Mercoledì 28 Gennaio 2009,

I primi da convincere sono proprio loro, i sindacalisti che sul territorio dovranno applicare e spiegare ai lavoratori il nuovo modello contrattuale approvato da governo e parti sociali (tranne la Cgil e l’Abi).

La Cisl non ha perso tempo e ieri a Mestre ha riunito i quadri dirigenti veneti per far illustrare loro i dettagli da uno dei protagonisti dell’accordo, il segretario confederale Giorgio Santini: «C’è una forte convergenza dei nostri dirigenti locali - assicura - e le obiezioni sono direi

"fisiologiche"».

Quali sono gli elementi che dovrebbero convincere i lavoratori della bontà del nuovo modello?

«Primo: d’ora in poi sarà più semplice fare i contratti nazionali. Si è deciso che l’indicatore dell’inflazione per definire gli aumenti di base non lo stabilisce più il governo con stime al ribasso, ma un istituto con metodi scientifici testati a livello europeo. Secondo: oggi l’apporto dei lavoratori all’impresa è riconosciuto solo in parte, mentre d’ora in poi sarà oggetto di negoziato aziendale e garantirà quote salariali defiscalizzate. Terzo: chi ha la sfortuna di non avere una contrattazione di secondo livello, alla fine di ogni triennio avrà comunque un elemento retributivo di garanzia».

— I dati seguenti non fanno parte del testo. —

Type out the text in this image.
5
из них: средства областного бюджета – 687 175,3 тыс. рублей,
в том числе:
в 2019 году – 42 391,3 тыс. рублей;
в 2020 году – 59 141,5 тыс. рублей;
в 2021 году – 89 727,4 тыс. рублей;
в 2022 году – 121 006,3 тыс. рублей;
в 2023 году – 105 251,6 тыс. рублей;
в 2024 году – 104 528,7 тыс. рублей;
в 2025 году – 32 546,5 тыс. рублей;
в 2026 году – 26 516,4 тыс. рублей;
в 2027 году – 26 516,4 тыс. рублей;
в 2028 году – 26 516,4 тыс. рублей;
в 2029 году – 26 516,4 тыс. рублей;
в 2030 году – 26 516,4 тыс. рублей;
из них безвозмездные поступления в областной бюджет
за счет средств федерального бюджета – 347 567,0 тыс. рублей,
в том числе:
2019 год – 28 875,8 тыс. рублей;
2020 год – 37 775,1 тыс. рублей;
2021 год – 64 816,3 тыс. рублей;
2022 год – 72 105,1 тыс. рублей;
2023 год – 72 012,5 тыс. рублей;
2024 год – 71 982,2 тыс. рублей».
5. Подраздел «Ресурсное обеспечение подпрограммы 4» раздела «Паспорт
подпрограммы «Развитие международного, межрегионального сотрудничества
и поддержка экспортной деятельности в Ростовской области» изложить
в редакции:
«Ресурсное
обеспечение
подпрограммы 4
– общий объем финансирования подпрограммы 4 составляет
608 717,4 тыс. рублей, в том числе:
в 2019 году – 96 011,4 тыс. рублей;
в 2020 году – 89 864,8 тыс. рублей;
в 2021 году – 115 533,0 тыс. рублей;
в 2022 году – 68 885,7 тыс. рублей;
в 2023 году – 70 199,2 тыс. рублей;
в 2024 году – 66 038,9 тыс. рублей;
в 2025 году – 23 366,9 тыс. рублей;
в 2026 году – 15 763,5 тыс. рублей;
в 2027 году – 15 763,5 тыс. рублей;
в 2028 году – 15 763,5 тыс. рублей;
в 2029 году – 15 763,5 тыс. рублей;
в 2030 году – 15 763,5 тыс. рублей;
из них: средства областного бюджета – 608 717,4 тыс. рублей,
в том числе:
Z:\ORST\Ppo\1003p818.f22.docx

Le prime critiche sono sul metodo: la Cgil dice che in una riunione convocata per discutere di ammortizzatori sociali improvvisamente governo e Confindustria hanno messo sul tavolo la riforma, Epifani ha chiesto 24 ore per esaminarla e gli è stato detto "prendere o lasciare". E lui ha lasciato.

«Non è vero. Questo tema era sul tavolo da otto mesi. Il 19 gennaio su richiesta di tutti i sindacati gli imprenditori si sono riuniti per approvare un documento che accogliesse tutti i punti sui quali c’era totale accordo; documento che è stato vivisezionato in lungo e in largo. Il 22 gennaio le associazioni imprenditoriali - e non il governo - hanno posto sul tavolo il documento elaborato con i sindacati, e hanno chiesto ai ministri se erano disponibili ad accoglierlo anche per i contratti pubblici. Il governo ha detto sì e a quel punto Epifani ha chiesto di inserire modifiche all’accordo che fino a un’ora prima aveva avallato».

L’ex presidente Ciampi firmò l’accordo del ’93 e oggi dice: «Non avrei firmato senza la Cgil». Che ne pensa?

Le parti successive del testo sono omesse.